A locally-based fundamentalist group has been raising its head in unfortunate ways recently, in various parts of the country, as usual, attempting to impose a political agenda through religious argument. They are fighting what they see as hostile western influences and view education as one of the ways in which their culture is being subverted. But there is no debate or discussion - definitely another 'brick in the wall' and you wonder where its all going .
Then, I think about the impact we have on a daily basis - the trainee we have spoken to about lesson planning, the child we have spoken to in the street who this time last year had never seen a white person, let alone spoken to, greeted and laughed with one; the neighbour who used to assume all white people were loaded with money and when their children reach 18, gave them a car and house and told them to leave home; the school girl told by her father that all Americans eat cow dung for breakfast!; the class of school children writing letters to pupils in the UK and receiving letters from them; the orphanage benefitting from donations from well-wishers and the children who now realise there are good people out there who care about them - even though they have never met them and probably never will ; the colleague who refused to talk to a person of no religion because they are afraid their atheism will literally rub off on them. Such views and misrepresentations can only be met through direct contact and free discussion, and numerous people have said how they welcome the chance to ask questions and to learn about life outside Kwara State.

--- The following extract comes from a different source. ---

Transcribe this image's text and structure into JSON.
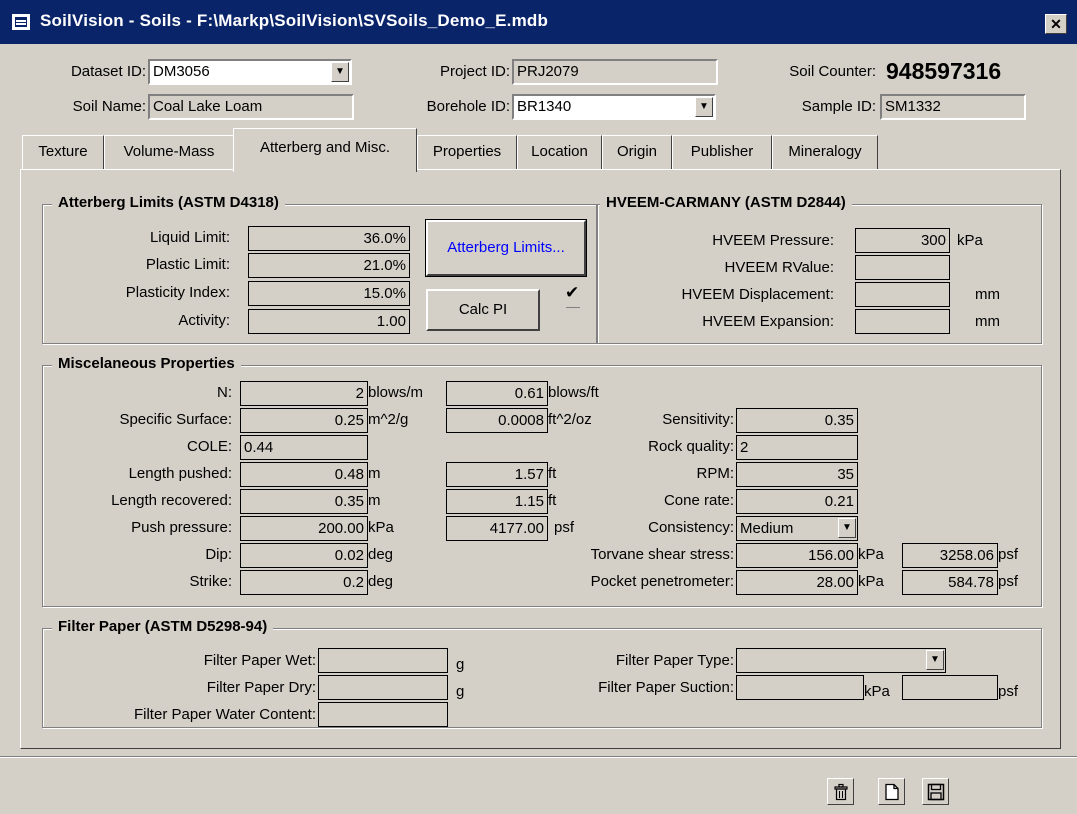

So, progress is slow, certainly, and there are those who want to derail the system for their own ends but nevertheless, our impact is huge.

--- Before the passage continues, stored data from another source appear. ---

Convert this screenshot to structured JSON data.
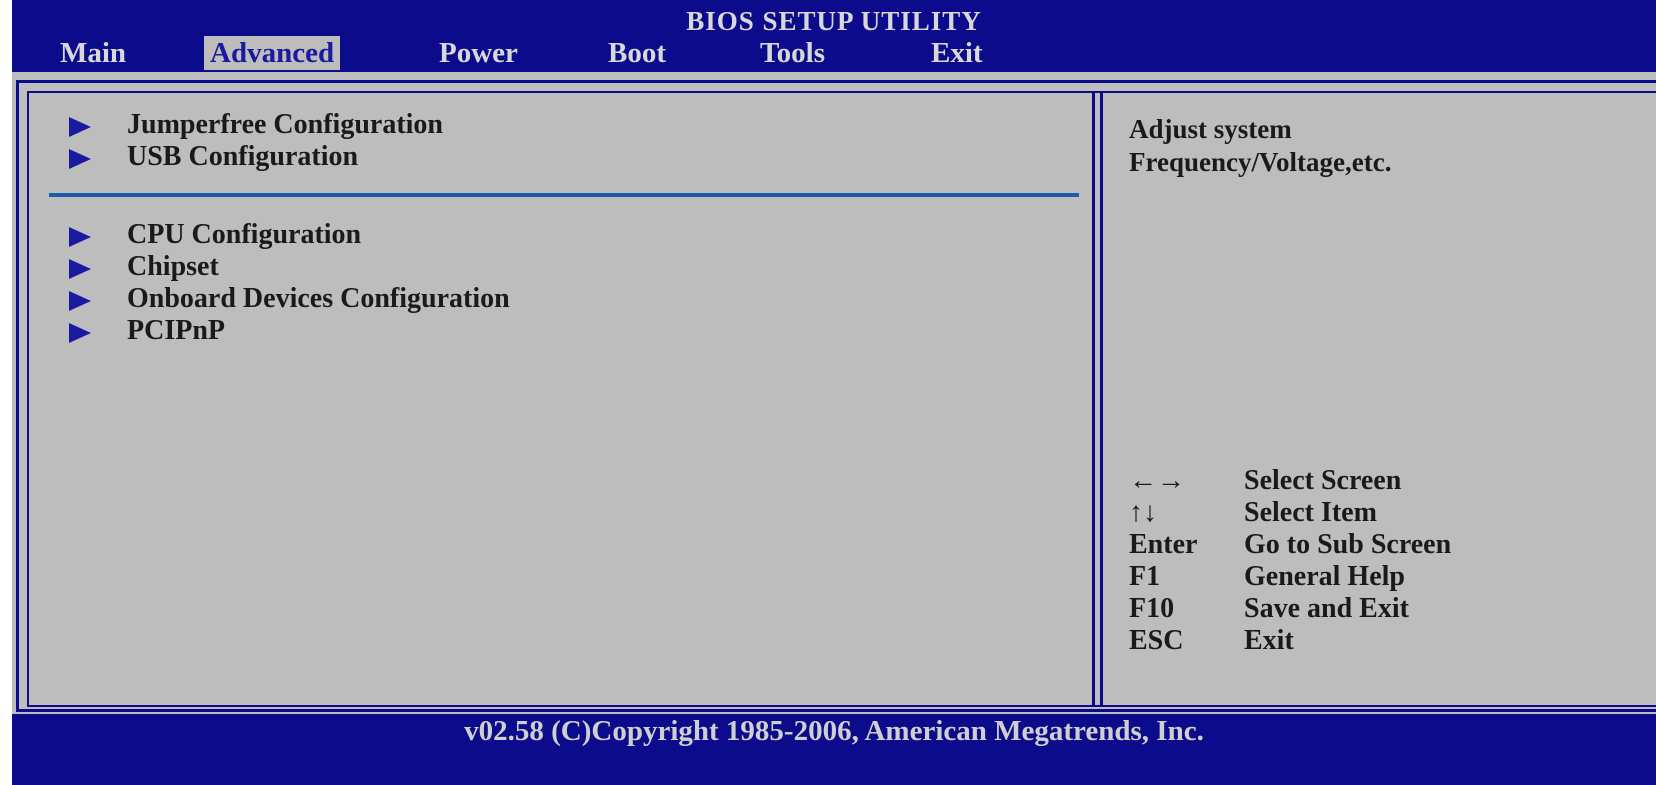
{
  "title": "BIOS SETUP UTILITY",
  "tabs": [
    {
      "label": "Main",
      "active": false
    },
    {
      "label": "Advanced",
      "active": true
    },
    {
      "label": "Power",
      "active": false
    },
    {
      "label": "Boot",
      "active": false
    },
    {
      "label": "Tools",
      "active": false
    },
    {
      "label": "Exit",
      "active": false
    }
  ],
  "menu": {
    "group1": [
      {
        "label": "Jumperfree Configuration"
      },
      {
        "label": "USB Configuration"
      }
    ],
    "group2": [
      {
        "label": "CPU Configuration"
      },
      {
        "label": "Chipset"
      },
      {
        "label": "Onboard Devices Configuration"
      },
      {
        "label": "PCIPnP"
      }
    ]
  },
  "help": {
    "line1": "Adjust system",
    "line2": "Frequency/Voltage,etc."
  },
  "keys": [
    {
      "key": "←→",
      "desc": "Select Screen"
    },
    {
      "key": "↑↓",
      "desc": "Select Item"
    },
    {
      "key": "Enter",
      "desc": "Go to Sub Screen"
    },
    {
      "key": "F1",
      "desc": "General Help"
    },
    {
      "key": "F10",
      "desc": "Save and Exit"
    },
    {
      "key": "ESC",
      "desc": "Exit"
    }
  ],
  "footer": "v02.58 (C)Copyright 1985-2006, American Megatrends, Inc.",
  "colors": {
    "bar": "#0b0b8c",
    "panel": "#bdbdbd",
    "accent": "#1a1aa0"
  }
}
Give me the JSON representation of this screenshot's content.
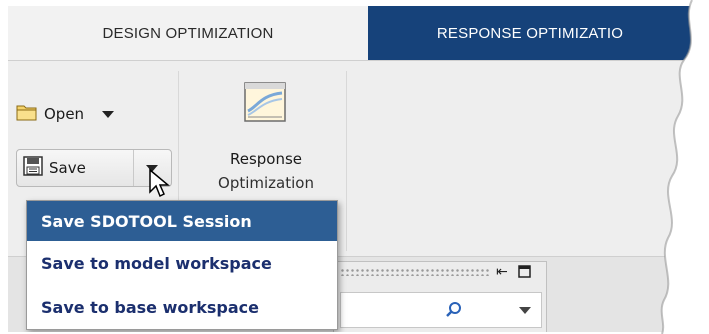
{
  "tabs": [
    {
      "label": "DESIGN OPTIMIZATION",
      "active": true
    },
    {
      "label": "RESPONSE OPTIMIZATIO",
      "active": false
    }
  ],
  "toolbar": {
    "open_label": "Open",
    "save_label": "Save",
    "response_label_line1": "Response",
    "response_label_line2": "Optimization"
  },
  "save_menu": {
    "items": [
      {
        "label": "Save SDOTOOL Session",
        "selected": true
      },
      {
        "label": "Save to model workspace",
        "selected": false
      },
      {
        "label": "Save to base workspace",
        "selected": false
      }
    ]
  },
  "colors": {
    "tab_bar": "#16427a",
    "menu_selected": "#2d5e94",
    "menu_text": "#1b2f6e"
  },
  "icons": [
    "folder-icon",
    "floppy-disk-icon",
    "response-optimization-icon",
    "search-icon",
    "undock-icon",
    "maximize-icon",
    "mouse-pointer-icon"
  ]
}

So what does the British government get out of it? I suppose it depends on your political stance but I think there is genuine payback in terms of a build-up, a reservoir of knowledge and understanding that returning VSOs bring with them. There is the contact, the network that we plug back into when we tell of our experiences, sharing perceptions, countering misunderstanding, facing prejudicial or biased views arising out of ignorance and intolerance - not just in schools, but in everyday conversations with family, friends, chance acquaintances in so many different contexts. Then there is the goodwill factor and the knowledge we bring to people who rarely travel and hardly ever read, about the UK/USA/wherever, and the chance to help people realise that what a biased media tells them may not be a true reflection of what ordinary people are like and think and feel - and that works both ways. And I think all this builds into the British psyche which for the most parts believes in supporting those less fortunate and those who are victims of injustice and wrong-doing. If we consider that is good about being British, I would certainly say that this world view is part of it.
I am a great believer in what VSO is doing - and other NGOs - and the potential it has to bring about lasting change. I wish at times that progress was faster and easier and more sustained, but then if that were the case, we would not be needed here. So, one year in, I am more positive than I was even two months ago. It does take time to get a firm handle on what you are here to do - even though you don't expect this to be an issue, and when the handle seems loose and the screws missing you wonder if it will all fall apart; I have been through that and now hopefully have the tools and am getting the materials i need to fix my own little bit of things as best I can - and I am looking forward to the second half.